La nota stampa unitaria Cisl Fp, Fp Cgil e Uil Fp per i lavoratori del socio-sanitario accreditato
Un altro emendamento al Decreto lavoro ha suscitato la contrarietà dei sindacati. Si tratta di una proposta di modifica che coinvolge i lavoratori del settore socio-sanitario accreditato e che è stata definita “inaccettabile” dalla nota stampa unitaria di Cisl Fp, Fp Cgil e Uil Fp.
Il comunicato segue le dichiarazioni di contrarietà che la stessa Cisl – e in forme diverse Cgil e Uil – avevano espresso su quell’emendamento che riguardava il Tec, trattamento economico prevalente, e che poi è stato riformulato.
La nota del 9 giugno di Cisl Fp, Fp Cgil e Uil Fp riguarda il comma 2 e il comma 3. Il comma 2 dell’emendamento prevede che, in caso di mancato rinnovo dei contratti collettivi entro nove mesi dalla loro naturale scadenza, le retribuzioni vengano automaticamente adeguate, a titolo di anticipazione, in misura pari al 50% della variazione dell’indicatore IPCA-NEI. La misura nasce per garantire una tutela minima del potere d’acquisto delle lavoratrici e dei lavoratori, anche in caso di ritardo nel rinnovo dei contratti. Il problema sta nel comma 3: per alcuni settori, tra cui quello delle strutture sanitarie e sociosanitarie accreditate, l’adeguamento economico non scatterebbe in automatico, ma verrebbe demandato alla contrattazione collettiva sulla base di indicatori economici settoriali.

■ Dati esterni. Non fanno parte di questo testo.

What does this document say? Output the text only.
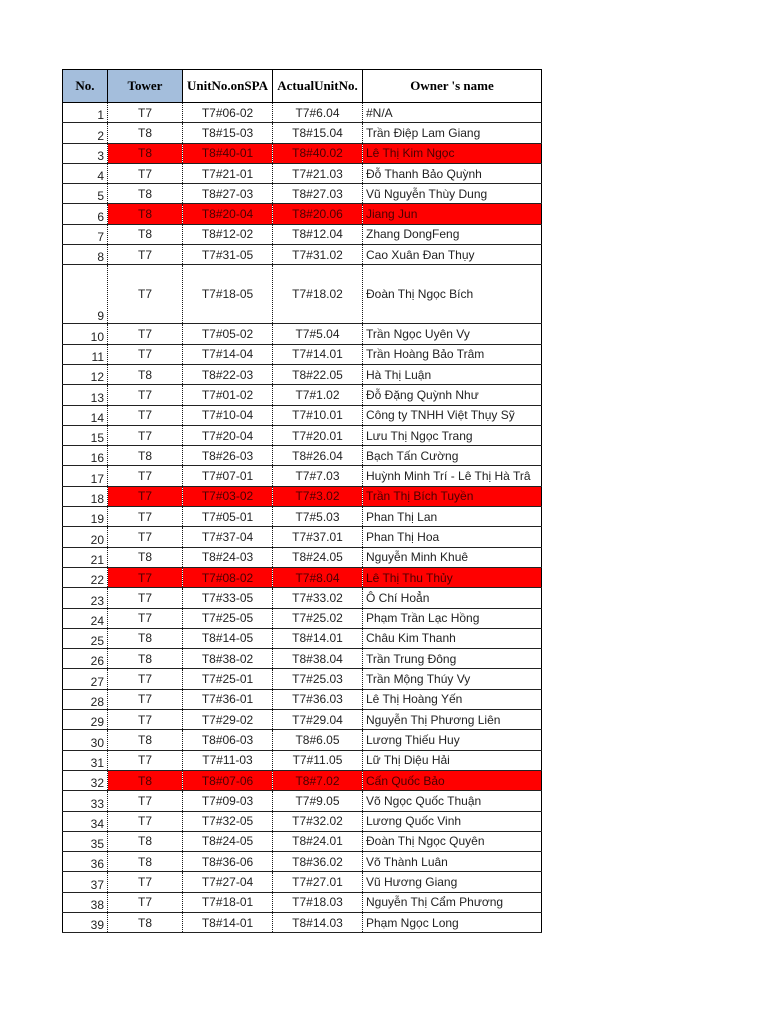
No.	Tower	UnitNo.onSPA	ActualUnitNo.	Owner 's name
1	T7	T7#06-02	T7#6.04	#N/A
2	T8	T8#15-03	T8#15.04	Trần Điệp Lam Giang
3	T8	T8#40-01	T8#40.02	Lê Thị Kim Ngọc
4	T7	T7#21-01	T7#21.03	Đỗ Thanh Bảo Quỳnh
5	T8	T8#27-03	T8#27.03	Vũ Nguyễn Thùy Dung
6	T8	T8#20-04	T8#20.06	Jiang Jun
7	T8	T8#12-02	T8#12.04	Zhang DongFeng
8	T7	T7#31-05	T7#31.02	Cao Xuân Đan Thụy
9	T7	T7#18-05	T7#18.02	Đoàn Thị Ngọc Bích
10	T7	T7#05-02	T7#5.04	Trần Ngọc Uyên Vy
11	T7	T7#14-04	T7#14.01	Trần Hoàng Bảo Trâm
12	T8	T8#22-03	T8#22.05	Hà Thị Luận
13	T7	T7#01-02	T7#1.02	Đỗ Đặng Quỳnh Như
14	T7	T7#10-04	T7#10.01	Công ty TNHH Việt Thụy Sỹ
15	T7	T7#20-04	T7#20.01	Lưu Thị Ngọc Trang
16	T8	T8#26-03	T8#26.04	Bạch Tấn Cường
17	T7	T7#07-01	T7#7.03	Huỳnh Minh Trí - Lê Thị Hà Trâ
18	T7	T7#03-02	T7#3.02	Trần Thị Bích Tuyền
19	T7	T7#05-01	T7#5.03	Phan Thị Lan
20	T7	T7#37-04	T7#37.01	Phan Thị Hoa
21	T8	T8#24-03	T8#24.05	Nguyễn Minh Khuê
22	T7	T7#08-02	T7#8.04	Lê Thị Thu Thủy
23	T7	T7#33-05	T7#33.02	Ô Chí Hoẳn
24	T7	T7#25-05	T7#25.02	Phạm Trần Lạc Hồng
25	T8	T8#14-05	T8#14.01	Châu Kim Thanh
26	T8	T8#38-02	T8#38.04	Trần Trung Đông
27	T7	T7#25-01	T7#25.03	Trần Mộng Thúy Vy
28	T7	T7#36-01	T7#36.03	Lê Thị Hoàng Yến
29	T7	T7#29-02	T7#29.04	Nguyễn Thị Phương Liên
30	T8	T8#06-03	T8#6.05	Lương Thiếu Huy
31	T7	T7#11-03	T7#11.05	Lữ Thị Diệu Hải
32	T8	T8#07-06	T8#7.02	Cấn Quốc Bảo
33	T7	T7#09-03	T7#9.05	Võ Ngọc Quốc Thuận
34	T7	T7#32-05	T7#32.02	Lương Quốc Vinh
35	T8	T8#24-05	T8#24.01	Đoàn Thị Ngọc Quyên
36	T8	T8#36-06	T8#36.02	Võ Thành Luân
37	T7	T7#27-04	T7#27.01	Vũ Hương Giang
38	T7	T7#18-01	T7#18.03	Nguyễn Thị Cẩm Phương
39	T8	T8#14-01	T8#14.03	Phạm Ngọc Long
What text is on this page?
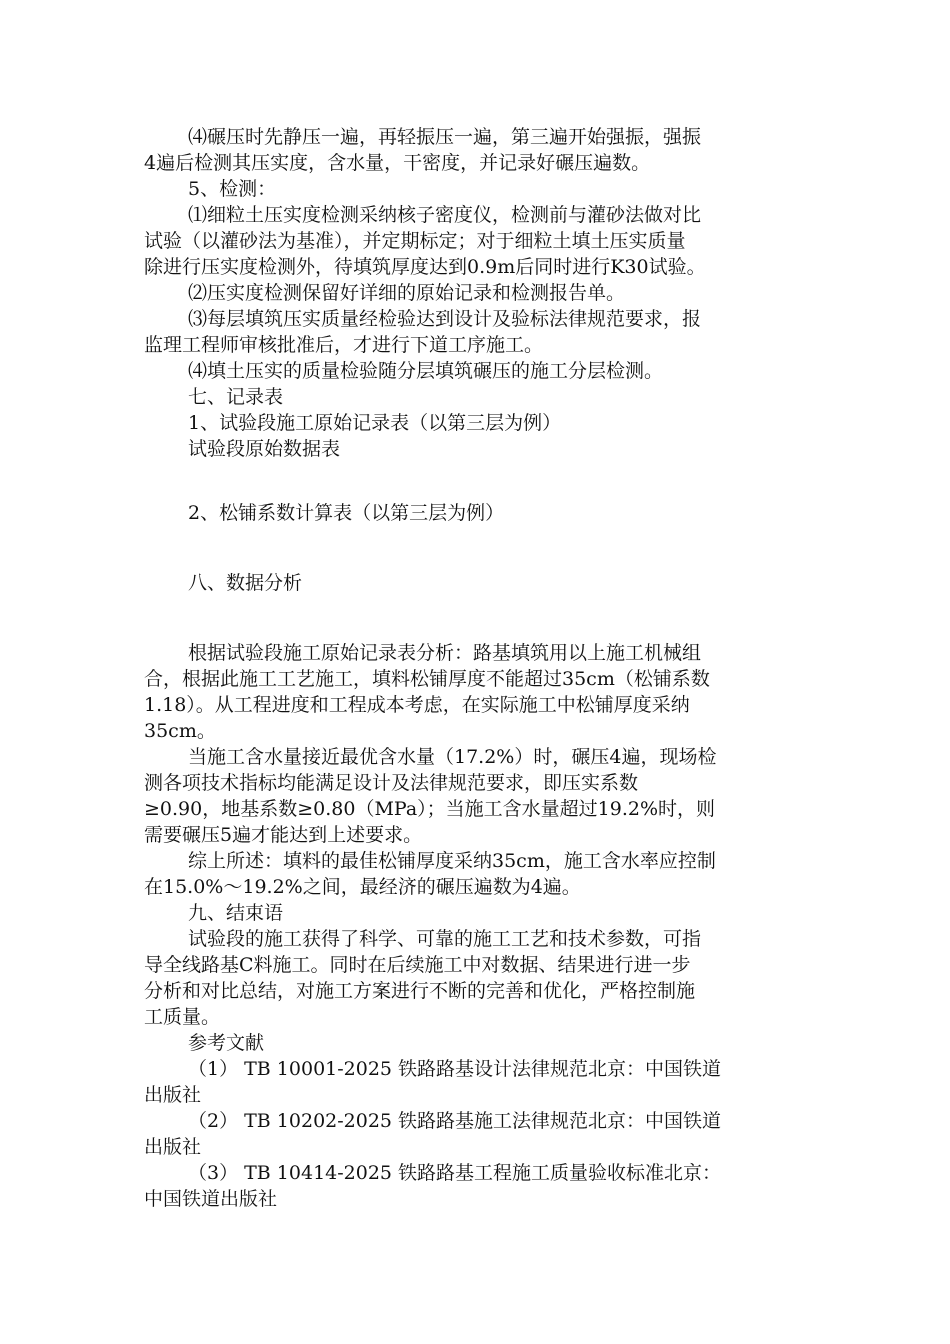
⑷碾压时先静压一遍，再轻振压一遍，第三遍开始强振，强振
4遍后检测其压实度，含水量，干密度，并记录好碾压遍数。
5、检测：
⑴细粒土压实度检测采纳核子密度仪，检测前与灌砂法做对比
试验（以灌砂法为基准），并定期标定；对于细粒土填土压实质量
除进行压实度检测外，待填筑厚度达到0.9m后同时进行K30试验。
⑵压实度检测保留好详细的原始记录和检测报告单。
⑶每层填筑压实质量经检验达到设计及验标法律规范要求，报
监理工程师审核批准后，才进行下道工序施工。
⑷填土压实的质量检验随分层填筑碾压的施工分层检测。
七、记录表
1、试验段施工原始记录表（以第三层为例）
试验段原始数据表
2、松铺系数计算表（以第三层为例）
八、数据分析
根据试验段施工原始记录表分析：路基填筑用以上施工机械组
合，根据此施工工艺施工，填料松铺厚度不能超过35cm（松铺系数
1.18）。从工程进度和工程成本考虑，在实际施工中松铺厚度采纳
35cm。
当施工含水量接近最优含水量（17.2%）时，碾压4遍，现场检
测各项技术指标均能满足设计及法律规范要求，即压实系数
≥0.90，地基系数≥0.80（MPa）；当施工含水量超过19.2%时，则
需要碾压5遍才能达到上述要求。
综上所述：填料的最佳松铺厚度采纳35cm，施工含水率应控制
在15.0%～19.2%之间，最经济的碾压遍数为4遍。
九、结束语
试验段的施工获得了科学、可靠的施工工艺和技术参数，可指
导全线路基C料施工。同时在后续施工中对数据、结果进行进一步
分析和对比总结，对施工方案进行不断的完善和优化，严格控制施
工质量。
参考文献
（1） TB 10001-2025 铁路路基设计法律规范北京：中国铁道
出版社
（2） TB 10202-2025 铁路路基施工法律规范北京：中国铁道
出版社
（3） TB 10414-2025 铁路路基工程施工质量验收标准北京：
中国铁道出版社
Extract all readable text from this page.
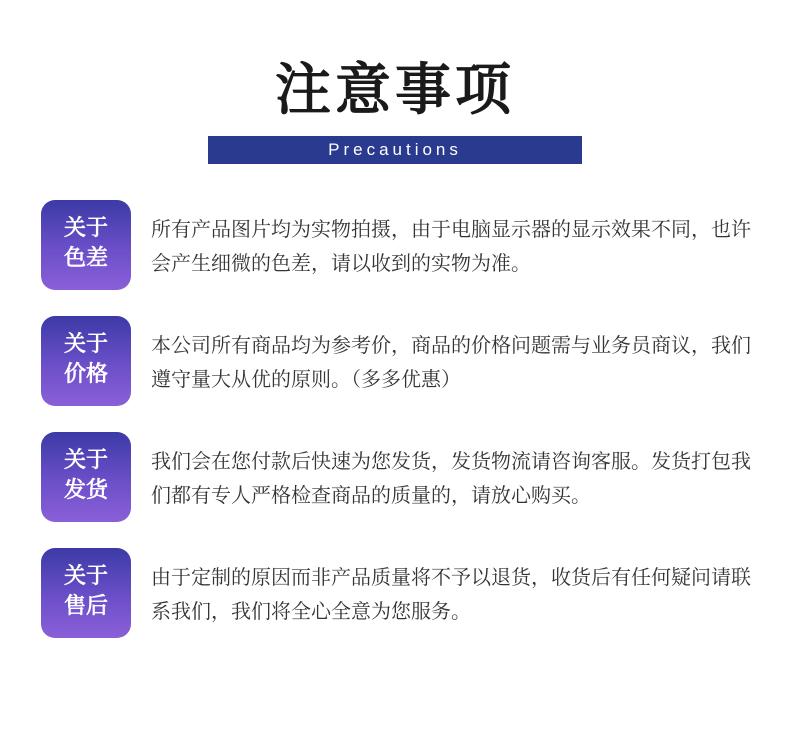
注意事项
Precautions
关于
色差

所有产品图片均为实物拍摄，由于电脑显示器的显示效果不同，也许会产生细微的色差，请以收到的实物为准。

关于
价格

本公司所有商品均为参考价，商品的价格问题需与业务员商议，我们遵守量大从优的原则。（多多优惠）

关于
发货

我们会在您付款后快速为您发货，发货物流请咨询客服。发货打包我们都有专人严格检查商品的质量的，请放心购买。

关于
售后

由于定制的原因而非产品质量将不予以退货，收货后有任何疑问请联系我们，我们将全心全意为您服务。
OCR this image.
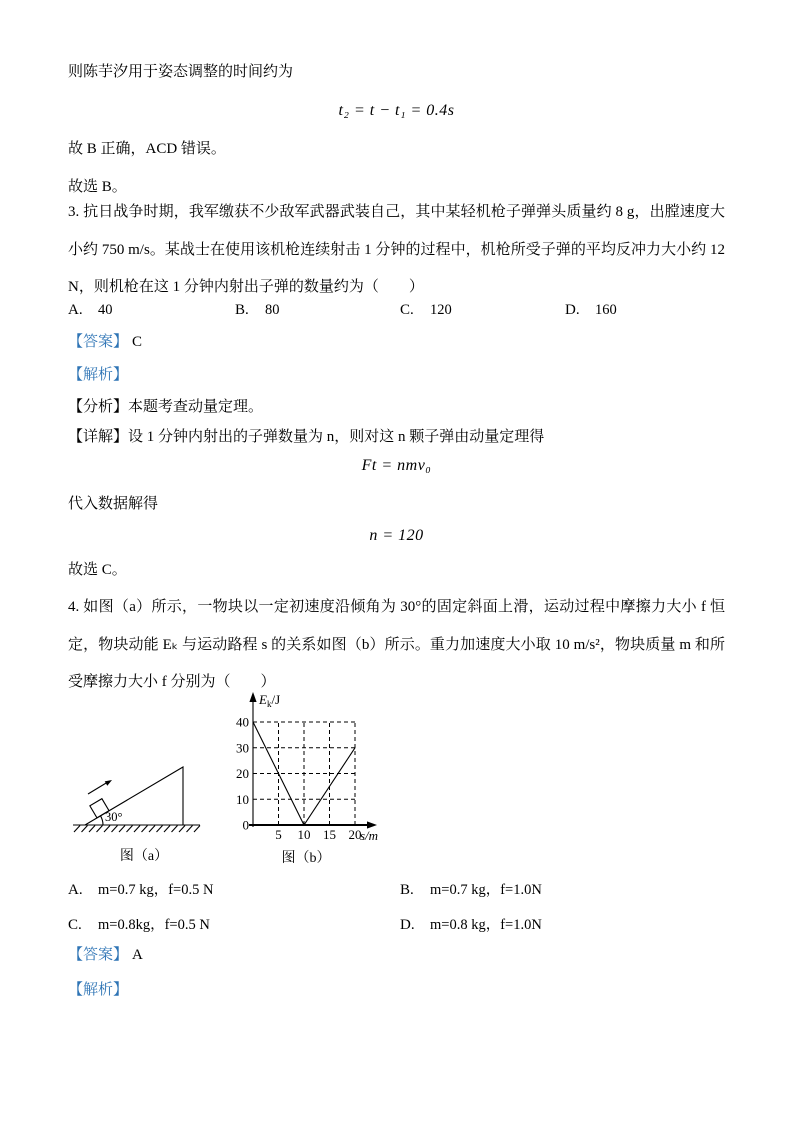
则陈芋汐用于姿态调整的时间约为
t₂ = t − t₁ = 0.4s
故 B 正确，ACD 错误。
故选 B。
3. 抗日战争时期，我军缴获不少敌军武器武装自己，其中某轻机枪子弹弹头质量约 8 g，出膛速度大小约 750 m/s。某战士在使用该机枪连续射击 1 分钟的过程中，机枪所受子弹的平均反冲力大小约 12 N，则机枪在这 1 分钟内射出子弹的数量约为（　　）
A. 40	B. 80	C. 120	D. 160
【答案】 C
【解析】
【分析】本题考查动量定理。
【详解】设 1 分钟内射出的子弹数量为 n，则对这 n 颗子弹由动量定理得
Ft = nmv₀
代入数据解得
n = 120
故选 C。
4. 如图（a）所示，一物块以一定初速度沿倾角为 30°的固定斜面上滑，运动过程中摩擦力大小 f 恒定，物块动能 Eₖ 与运动路程 s 的关系如图（b）所示。重力加速度大小取 10 m/s²，物块质量 m 和所受摩擦力大小 f 分别为（　　）
30°
图（a）
$E_k/J$
s/m
40
30
20
10
0
5 10 15 20
图（b）
A. m=0.7 kg，f=0.5 N	B. m=0.7 kg，f=1.0N
C. m=0.8kg，f=0.5 N	D. m=0.8 kg，f=1.0N
【答案】 A
【解析】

I sindacati denunciano il provvedimento come penalizzante:
Ancora una volta, chi lavora nelle strutture sociosanitarie accreditate viene trattato come una categoria di serie B. Parliamo di lavoratrici e lavoratori che garantiscono ogni giorno servizi essenziali, assistenza, cura e continuità delle prestazioni a persone fragili, anziane, non autosufficienti, spesso in condizioni di lavoro già segnate da bassi salari, carichi pesanti e contratti rinnovati con ritardi insostenibili. (…) Il messaggio è chiarissimo: il diritto alla tutela economica può valere per tutti, tranne che per chi lavora in un settore già fragile, sottopagato e troppo spesso lasciato ai margini delle politiche pubbliche.